Let’s just forget tonight happened.

NHL: Winnipeg Jets at Minnesota Wild Brace Hemmelgarn-USA TODAY Sports

The Winnipeg Jets left home turf and woke up in Minnesotan territory this morning. That can only mean one thing....a gladiatorial deathmatch against the Wild. While that’s a bit of an exaggeration, generating offense against the Minnesotan squad has actually felt a bit like a gladiatorial tussle. Winnipeg didn’t come out on the winning end of the last meeting between the two border rivals. Would they make amends and tame the feisty Wild, or would they find themselves lost in the Minnesotan winter landscape once again?

The First Period

I don’t mean to sound like an alarmist, but I’m growing concerned about the Jets. The top-6 has been getting caved in, and it happened again in the first period. Winnipeg looked gassed, with Scheifele and Wheeler bearing the brunt of a bad opening 20 minutes. The second line was no better, and it didn’t take long for the Wild to start racking up the shot count. Just over 5 minutes into the game, Jordan Greenway took advantage of Winnipeg’s sluggishness to nab his 8th goal of the campaign. An ugly, chaotic sequence leading to another goal against.

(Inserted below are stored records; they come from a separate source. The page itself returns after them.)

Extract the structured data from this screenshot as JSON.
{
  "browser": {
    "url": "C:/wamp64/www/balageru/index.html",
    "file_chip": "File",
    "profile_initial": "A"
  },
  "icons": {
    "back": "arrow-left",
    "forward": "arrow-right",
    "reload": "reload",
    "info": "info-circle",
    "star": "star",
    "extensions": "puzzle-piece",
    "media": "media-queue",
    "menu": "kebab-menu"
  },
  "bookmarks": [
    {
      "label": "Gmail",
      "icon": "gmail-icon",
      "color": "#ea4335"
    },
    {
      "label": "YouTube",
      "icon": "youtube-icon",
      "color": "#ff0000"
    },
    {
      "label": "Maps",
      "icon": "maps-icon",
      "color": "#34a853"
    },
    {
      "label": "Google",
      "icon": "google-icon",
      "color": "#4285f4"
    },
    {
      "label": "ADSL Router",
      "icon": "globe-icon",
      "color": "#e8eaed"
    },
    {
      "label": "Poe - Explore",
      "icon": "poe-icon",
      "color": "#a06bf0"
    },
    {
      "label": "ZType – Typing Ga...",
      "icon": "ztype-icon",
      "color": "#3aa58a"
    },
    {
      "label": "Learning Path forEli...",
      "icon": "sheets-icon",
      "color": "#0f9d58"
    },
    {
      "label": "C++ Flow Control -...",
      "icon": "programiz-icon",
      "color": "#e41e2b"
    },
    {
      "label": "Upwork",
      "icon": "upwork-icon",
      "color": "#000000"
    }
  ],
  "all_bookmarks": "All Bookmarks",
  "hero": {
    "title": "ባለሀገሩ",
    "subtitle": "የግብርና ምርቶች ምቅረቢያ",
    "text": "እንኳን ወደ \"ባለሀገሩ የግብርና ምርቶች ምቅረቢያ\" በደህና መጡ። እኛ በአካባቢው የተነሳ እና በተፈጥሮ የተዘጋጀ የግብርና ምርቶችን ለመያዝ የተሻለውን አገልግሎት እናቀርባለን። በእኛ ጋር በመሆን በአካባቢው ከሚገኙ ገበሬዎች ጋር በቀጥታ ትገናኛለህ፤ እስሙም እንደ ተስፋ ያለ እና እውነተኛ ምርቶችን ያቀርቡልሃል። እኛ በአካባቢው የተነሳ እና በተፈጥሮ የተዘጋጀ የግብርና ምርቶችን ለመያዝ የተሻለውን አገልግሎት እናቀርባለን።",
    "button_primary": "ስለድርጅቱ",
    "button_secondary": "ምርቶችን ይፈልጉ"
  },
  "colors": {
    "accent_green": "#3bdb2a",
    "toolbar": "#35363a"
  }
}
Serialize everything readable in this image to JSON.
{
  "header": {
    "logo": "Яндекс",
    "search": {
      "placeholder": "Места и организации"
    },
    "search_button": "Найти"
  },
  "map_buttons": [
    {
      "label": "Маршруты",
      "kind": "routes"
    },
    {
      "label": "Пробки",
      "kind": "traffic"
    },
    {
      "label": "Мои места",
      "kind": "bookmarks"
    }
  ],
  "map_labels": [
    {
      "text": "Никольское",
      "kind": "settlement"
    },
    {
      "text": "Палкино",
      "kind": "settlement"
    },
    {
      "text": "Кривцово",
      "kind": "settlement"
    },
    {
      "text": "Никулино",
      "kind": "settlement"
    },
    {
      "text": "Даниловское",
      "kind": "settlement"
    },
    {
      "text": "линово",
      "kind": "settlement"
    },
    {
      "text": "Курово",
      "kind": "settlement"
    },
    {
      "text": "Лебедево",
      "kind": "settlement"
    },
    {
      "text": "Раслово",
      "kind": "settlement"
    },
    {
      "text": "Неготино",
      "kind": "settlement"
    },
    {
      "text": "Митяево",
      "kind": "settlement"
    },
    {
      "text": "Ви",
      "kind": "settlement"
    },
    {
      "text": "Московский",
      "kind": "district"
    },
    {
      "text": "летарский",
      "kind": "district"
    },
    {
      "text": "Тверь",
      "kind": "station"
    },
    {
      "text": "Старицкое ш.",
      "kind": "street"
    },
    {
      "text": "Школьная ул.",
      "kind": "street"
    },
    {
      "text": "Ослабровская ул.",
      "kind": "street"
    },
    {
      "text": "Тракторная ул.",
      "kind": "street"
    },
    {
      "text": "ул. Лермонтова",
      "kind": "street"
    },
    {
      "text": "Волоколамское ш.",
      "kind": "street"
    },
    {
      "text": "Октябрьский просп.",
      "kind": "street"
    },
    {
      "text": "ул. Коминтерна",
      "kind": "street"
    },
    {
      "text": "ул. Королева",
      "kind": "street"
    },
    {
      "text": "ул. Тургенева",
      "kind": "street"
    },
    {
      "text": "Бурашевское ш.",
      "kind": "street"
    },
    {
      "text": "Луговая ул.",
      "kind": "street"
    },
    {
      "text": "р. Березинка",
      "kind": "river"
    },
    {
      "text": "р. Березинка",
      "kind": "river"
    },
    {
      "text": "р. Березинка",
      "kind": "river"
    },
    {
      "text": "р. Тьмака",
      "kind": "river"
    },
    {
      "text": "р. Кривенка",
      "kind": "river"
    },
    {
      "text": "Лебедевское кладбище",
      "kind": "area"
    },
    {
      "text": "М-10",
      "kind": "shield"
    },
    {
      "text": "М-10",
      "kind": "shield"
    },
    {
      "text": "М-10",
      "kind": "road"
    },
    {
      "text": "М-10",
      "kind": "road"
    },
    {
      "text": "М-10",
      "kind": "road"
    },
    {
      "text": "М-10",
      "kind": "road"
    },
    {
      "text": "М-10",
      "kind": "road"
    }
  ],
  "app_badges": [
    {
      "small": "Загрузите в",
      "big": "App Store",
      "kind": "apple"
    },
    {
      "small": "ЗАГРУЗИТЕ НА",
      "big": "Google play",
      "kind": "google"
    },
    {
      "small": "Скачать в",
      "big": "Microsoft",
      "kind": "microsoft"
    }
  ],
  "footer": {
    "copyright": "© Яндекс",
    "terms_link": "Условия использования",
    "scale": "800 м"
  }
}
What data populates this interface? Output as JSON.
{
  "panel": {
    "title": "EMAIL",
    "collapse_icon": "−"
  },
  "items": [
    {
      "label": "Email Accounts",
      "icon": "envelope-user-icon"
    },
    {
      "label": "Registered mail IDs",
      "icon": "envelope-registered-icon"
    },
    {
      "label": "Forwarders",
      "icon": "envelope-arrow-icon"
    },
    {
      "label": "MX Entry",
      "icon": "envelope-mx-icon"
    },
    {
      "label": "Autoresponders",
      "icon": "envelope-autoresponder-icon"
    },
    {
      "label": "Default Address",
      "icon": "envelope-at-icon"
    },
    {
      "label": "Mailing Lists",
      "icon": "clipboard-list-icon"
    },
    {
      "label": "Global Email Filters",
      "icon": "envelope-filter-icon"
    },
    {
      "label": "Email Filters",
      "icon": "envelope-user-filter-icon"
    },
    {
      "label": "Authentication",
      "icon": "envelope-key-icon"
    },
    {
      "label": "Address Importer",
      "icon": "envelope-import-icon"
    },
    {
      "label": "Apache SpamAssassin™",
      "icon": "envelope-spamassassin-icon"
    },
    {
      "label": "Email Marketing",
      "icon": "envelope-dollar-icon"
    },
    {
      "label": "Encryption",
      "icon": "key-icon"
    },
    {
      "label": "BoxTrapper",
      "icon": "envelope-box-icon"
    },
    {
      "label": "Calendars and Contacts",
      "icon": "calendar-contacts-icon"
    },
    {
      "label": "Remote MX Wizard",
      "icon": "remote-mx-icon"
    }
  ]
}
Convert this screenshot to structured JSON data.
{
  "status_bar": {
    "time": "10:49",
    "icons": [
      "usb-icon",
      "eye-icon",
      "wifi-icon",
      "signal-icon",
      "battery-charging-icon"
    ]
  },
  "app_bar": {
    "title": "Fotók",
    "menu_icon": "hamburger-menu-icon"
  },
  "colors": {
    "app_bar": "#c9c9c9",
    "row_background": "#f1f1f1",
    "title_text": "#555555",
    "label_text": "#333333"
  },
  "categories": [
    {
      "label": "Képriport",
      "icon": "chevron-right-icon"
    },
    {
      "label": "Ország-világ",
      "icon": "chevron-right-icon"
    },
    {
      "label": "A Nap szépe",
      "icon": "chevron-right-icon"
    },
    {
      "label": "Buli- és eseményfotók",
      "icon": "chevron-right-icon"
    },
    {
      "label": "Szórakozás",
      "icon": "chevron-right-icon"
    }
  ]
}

NHL: Winnipeg Jets at Minnesota Wild Brace Hemmelgarn-USA TODAY Sports

The Jets had a few power play opportunities to try and salvage the situation, but did little to instill confidence. Their best chance came on a counter that saw a 5-on-2 situation develop. After some lucky (but skilled) passing, Tyler Myers couldn’t slot the puck into the net space above a sprawled out Dubnyk. Just like that, the period was over. There were very few positives to draw from the first frame, but at least Winnipeg did something before the whistle.

The Second Period

Winnipeg, uh, did not improve. After a solid arse-whooping in the first period, the Jets looked sluggish and sloppy in the second. Minnesota’s neutral zone trap, which is hardly a surprise, disrupted every single Jets breakout. No matter what Winnipeg did, it was a Sisyphean task to gain offensive zone pressure. When the Jets finally did get in the Minnesota half, very little came of it.

NHL: Winnipeg Jets at Minnesota Wild Brace Hemmelgarn-USA TODAY Sports

The Wild were a lot better about creating offense in the Jets end. While they were mostly content to try and blast 1,000 pucks from the point, the power play had a nice sequence of passing that eventually led to a Jason Zucker goal. Myers didn’t get good positioning on Zucker and either his or Zucker’s stick deflected a Koivu pass right into the net. To add insult to injury, the Jets gave up another Zucker goal after flubbing a power play sequence. Winnipeg didn’t account for Zucker coming out of the box, and Jason made them pay dearly. All seemed lost until a late period sequence saw Brandon Tanev claw a goal back. Progress, I suppose.

The Third Period

Minnesota really let off the gas, and it showed. The Jets tried to put the “score” in score effects and more than doubled their shot output from the first two periods. While Winnipeg did push aggressively, you got the sense it was too little, too late. Dubnyk was relatively collected and the Minnesota defense gave the Jets few low-slot looks that favored a goal. The Wild, for their part, did not get a shot on goal. Yikes.

NHL: Winnipeg Jets at Minnesota Wild Brace Hemmelgarn-USA TODAY Sports

With the goalie pulled late, Scheifele collected a bit of a greasy goal off a net-front scrum. It was a nice tally for his campaign, but not enough to get the Jets level. The remaining empty net shifts failed to find paydirt and the Jets dropped a rough 2 points. Look, I love Winnipeg, but I think it might be time to admit this team is in a spot of trouble if it doesn’t call upon some reinforcements soon. The most important players are looking haggard.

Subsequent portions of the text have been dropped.